Confieso que no resistí la tentación y también le hice un retrato, con gran temor, lo cual no es ninguna excusa. Mientras lo pintaba pensé en mi amigo sensible y lúcido y no pude sustraerme del significado tan especial que tiene para él la paternidad, quizá por lo mucho que sufrió. Le duele ese amor en las entrañas cuando suele ser mal correspondido.

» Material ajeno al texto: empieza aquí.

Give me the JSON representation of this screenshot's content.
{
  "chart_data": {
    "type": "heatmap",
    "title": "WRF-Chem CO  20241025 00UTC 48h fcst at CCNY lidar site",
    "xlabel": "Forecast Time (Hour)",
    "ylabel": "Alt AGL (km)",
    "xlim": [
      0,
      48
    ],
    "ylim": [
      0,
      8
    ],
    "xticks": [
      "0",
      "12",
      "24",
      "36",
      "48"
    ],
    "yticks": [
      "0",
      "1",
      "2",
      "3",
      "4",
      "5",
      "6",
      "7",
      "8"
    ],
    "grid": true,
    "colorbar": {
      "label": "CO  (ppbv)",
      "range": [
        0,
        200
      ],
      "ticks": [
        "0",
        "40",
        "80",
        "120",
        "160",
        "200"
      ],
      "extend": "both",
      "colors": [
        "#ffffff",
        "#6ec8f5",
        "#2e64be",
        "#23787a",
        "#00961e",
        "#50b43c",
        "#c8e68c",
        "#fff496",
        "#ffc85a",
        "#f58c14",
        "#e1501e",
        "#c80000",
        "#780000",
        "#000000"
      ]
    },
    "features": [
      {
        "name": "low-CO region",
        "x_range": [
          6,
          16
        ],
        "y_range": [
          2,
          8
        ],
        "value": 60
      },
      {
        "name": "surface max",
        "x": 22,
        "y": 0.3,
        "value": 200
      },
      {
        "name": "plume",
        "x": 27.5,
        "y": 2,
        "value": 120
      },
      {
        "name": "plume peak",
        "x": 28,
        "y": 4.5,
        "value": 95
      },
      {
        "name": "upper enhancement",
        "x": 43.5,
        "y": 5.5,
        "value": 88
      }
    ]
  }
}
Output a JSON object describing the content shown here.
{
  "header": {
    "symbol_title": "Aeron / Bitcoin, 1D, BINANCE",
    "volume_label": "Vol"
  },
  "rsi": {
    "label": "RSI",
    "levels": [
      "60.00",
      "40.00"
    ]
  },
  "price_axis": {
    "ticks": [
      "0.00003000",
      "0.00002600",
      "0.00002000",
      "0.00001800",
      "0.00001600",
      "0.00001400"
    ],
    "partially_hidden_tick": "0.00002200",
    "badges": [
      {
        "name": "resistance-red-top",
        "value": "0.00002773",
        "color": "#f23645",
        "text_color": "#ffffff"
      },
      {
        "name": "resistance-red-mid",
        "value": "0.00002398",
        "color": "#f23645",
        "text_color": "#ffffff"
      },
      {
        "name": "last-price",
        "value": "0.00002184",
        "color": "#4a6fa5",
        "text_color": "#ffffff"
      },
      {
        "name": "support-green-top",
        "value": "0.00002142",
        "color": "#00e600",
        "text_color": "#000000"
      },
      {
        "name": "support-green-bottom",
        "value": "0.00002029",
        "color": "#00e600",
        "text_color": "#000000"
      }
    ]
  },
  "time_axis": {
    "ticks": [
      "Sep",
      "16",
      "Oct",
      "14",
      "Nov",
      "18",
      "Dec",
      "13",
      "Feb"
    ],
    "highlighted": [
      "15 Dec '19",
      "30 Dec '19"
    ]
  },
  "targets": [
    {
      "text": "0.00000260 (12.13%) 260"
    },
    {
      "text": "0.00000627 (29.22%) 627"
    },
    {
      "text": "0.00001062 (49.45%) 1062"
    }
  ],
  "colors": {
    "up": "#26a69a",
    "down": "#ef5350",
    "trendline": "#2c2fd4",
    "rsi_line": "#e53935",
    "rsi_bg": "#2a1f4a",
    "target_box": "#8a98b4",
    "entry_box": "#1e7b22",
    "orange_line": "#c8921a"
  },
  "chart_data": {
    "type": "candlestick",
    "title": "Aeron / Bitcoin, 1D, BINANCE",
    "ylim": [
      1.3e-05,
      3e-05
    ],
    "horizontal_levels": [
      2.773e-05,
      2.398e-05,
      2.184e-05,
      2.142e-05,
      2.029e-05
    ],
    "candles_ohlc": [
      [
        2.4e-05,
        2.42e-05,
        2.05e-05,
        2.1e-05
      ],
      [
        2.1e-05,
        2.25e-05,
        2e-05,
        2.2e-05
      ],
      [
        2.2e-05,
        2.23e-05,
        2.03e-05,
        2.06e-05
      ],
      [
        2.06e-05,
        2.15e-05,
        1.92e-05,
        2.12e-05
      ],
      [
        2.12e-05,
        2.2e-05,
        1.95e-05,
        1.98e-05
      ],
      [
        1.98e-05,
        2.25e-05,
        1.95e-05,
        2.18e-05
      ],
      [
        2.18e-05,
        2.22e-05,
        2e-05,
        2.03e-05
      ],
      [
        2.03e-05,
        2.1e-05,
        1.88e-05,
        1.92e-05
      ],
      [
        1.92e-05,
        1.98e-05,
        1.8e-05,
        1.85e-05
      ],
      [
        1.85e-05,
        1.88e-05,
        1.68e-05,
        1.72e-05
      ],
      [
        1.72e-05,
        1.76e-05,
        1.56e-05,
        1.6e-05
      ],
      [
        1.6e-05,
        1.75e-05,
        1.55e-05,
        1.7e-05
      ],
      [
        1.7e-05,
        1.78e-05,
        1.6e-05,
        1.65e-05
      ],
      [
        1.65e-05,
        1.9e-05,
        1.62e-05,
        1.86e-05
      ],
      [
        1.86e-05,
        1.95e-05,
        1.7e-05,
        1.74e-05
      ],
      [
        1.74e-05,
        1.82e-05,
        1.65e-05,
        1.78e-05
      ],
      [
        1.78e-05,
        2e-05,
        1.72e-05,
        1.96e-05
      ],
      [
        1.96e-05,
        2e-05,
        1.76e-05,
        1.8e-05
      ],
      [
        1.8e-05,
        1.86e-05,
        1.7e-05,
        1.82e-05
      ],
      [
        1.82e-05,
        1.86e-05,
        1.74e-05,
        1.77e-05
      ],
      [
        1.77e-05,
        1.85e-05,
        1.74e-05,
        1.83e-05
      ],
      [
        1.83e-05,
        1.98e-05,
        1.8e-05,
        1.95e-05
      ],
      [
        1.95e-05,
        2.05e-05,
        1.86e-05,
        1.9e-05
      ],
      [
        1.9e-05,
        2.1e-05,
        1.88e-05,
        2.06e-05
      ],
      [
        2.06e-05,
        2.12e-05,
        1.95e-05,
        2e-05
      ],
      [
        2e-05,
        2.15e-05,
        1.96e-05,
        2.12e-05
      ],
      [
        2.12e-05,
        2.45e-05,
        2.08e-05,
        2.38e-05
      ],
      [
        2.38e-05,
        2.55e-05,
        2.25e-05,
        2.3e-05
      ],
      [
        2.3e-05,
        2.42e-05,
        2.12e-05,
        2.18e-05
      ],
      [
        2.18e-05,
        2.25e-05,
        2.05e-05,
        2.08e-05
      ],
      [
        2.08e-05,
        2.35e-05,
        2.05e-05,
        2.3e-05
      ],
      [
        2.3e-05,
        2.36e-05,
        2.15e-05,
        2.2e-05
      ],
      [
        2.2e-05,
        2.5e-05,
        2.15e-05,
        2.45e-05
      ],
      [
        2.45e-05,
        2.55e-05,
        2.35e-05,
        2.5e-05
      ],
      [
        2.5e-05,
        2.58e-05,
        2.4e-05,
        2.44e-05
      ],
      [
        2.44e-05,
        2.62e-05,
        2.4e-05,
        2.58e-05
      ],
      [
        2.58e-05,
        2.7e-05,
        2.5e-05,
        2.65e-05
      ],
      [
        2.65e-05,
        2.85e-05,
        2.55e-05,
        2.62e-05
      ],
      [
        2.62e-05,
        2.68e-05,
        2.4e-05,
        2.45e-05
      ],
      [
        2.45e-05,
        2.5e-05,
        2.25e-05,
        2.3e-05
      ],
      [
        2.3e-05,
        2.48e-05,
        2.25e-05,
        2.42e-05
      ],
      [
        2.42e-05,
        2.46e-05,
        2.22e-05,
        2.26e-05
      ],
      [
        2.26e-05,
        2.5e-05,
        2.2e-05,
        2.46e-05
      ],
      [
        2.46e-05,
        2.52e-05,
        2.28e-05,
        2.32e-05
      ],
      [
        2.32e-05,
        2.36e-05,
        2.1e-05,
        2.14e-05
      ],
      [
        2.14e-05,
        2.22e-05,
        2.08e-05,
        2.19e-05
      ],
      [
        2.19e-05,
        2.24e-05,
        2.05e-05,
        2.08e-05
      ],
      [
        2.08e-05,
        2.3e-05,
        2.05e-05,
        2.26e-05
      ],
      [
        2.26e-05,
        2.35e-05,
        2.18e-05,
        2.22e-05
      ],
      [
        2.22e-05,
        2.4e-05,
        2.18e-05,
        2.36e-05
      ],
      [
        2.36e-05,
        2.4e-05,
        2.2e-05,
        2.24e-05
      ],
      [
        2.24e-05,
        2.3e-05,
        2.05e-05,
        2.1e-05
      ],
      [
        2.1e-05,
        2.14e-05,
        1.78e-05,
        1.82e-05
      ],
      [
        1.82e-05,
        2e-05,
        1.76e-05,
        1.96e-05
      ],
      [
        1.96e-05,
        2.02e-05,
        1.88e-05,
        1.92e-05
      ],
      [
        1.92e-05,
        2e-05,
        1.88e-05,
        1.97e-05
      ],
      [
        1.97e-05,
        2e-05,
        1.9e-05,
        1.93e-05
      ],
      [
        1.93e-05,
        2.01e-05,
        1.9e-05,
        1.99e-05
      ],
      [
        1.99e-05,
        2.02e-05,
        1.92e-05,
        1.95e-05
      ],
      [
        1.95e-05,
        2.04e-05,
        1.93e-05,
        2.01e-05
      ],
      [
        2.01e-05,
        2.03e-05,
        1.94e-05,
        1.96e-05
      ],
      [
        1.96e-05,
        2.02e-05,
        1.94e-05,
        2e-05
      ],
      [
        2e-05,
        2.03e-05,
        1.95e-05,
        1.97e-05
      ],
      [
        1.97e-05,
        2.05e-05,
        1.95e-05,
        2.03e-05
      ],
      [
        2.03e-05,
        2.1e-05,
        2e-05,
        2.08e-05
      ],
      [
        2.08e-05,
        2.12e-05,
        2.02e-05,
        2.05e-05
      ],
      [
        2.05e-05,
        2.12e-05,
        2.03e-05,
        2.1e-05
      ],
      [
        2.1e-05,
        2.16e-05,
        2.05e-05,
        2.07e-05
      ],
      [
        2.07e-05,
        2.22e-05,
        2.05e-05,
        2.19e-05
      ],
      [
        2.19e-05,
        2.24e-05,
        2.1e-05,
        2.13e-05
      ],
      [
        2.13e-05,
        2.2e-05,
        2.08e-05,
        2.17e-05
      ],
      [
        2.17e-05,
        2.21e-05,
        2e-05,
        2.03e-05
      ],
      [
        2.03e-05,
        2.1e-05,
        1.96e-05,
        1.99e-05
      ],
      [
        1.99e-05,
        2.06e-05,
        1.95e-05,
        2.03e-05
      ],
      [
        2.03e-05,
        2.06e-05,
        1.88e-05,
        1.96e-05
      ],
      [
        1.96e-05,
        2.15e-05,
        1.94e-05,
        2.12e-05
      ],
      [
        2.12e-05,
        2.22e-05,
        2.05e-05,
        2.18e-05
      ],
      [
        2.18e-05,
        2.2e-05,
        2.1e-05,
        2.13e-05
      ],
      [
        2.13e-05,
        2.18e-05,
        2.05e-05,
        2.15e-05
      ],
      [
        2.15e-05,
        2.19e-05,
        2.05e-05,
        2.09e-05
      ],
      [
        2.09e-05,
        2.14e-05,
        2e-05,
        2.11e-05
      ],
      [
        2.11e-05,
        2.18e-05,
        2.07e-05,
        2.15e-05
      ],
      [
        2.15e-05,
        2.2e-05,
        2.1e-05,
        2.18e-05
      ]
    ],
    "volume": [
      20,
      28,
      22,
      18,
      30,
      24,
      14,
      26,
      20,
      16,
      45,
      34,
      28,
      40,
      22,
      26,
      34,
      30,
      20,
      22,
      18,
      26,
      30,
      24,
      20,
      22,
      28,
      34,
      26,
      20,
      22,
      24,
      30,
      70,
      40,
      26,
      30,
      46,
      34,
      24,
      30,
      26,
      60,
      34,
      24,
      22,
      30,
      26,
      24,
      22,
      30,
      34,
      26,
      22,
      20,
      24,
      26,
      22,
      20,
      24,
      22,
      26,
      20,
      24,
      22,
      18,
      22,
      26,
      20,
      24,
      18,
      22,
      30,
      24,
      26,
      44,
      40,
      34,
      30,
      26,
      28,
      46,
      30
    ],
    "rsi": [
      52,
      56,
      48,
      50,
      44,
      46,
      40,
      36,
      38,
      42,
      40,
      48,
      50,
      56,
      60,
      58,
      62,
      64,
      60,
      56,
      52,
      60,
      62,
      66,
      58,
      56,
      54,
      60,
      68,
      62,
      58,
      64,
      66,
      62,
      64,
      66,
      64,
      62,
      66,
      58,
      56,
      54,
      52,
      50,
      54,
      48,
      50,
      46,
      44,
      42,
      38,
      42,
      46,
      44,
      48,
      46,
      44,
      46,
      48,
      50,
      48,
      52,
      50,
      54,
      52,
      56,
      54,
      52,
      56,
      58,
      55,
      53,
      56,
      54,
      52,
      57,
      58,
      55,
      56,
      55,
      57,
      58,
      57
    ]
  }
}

Por último quiero hacer algunas reflexiones en torno al emotivo aniversario que le celebró la UNAM. Cincuenta años de trascendente cátedra sin duda le han dado a Sergio margen suficiente para inventar o destruir, sufrir o gozar y para construir un horizonte que dé razón y sentido a una existencia. Cinco décadas que presenciaron un desfile de generaciones esperanzadas, de jóvenes pletóricos de inquietud. Así, no sólo ha sido un maravilloso creador literario, sino que ha ejercido el raro don del desprendimiento y la generosidad de compartir esta visión con miles de discípulos.

Sergio ha sido muchas veces objeto de homenajes y sin duda lo seguirá siendo. Ser profesor durante cincuenta años representa vocación, talento, entrega, esfuerzo constancia y en especial generosidad. Pudo no haber escrito nada. Hubiera bastado con que alzara la voz para impregnar el aula con su talento y sólo por eso merecería el reconocimiento de tantos jóvenes que colmaron su conciencia de buenas razones para seguir en el camino de la esperanza y la certeza.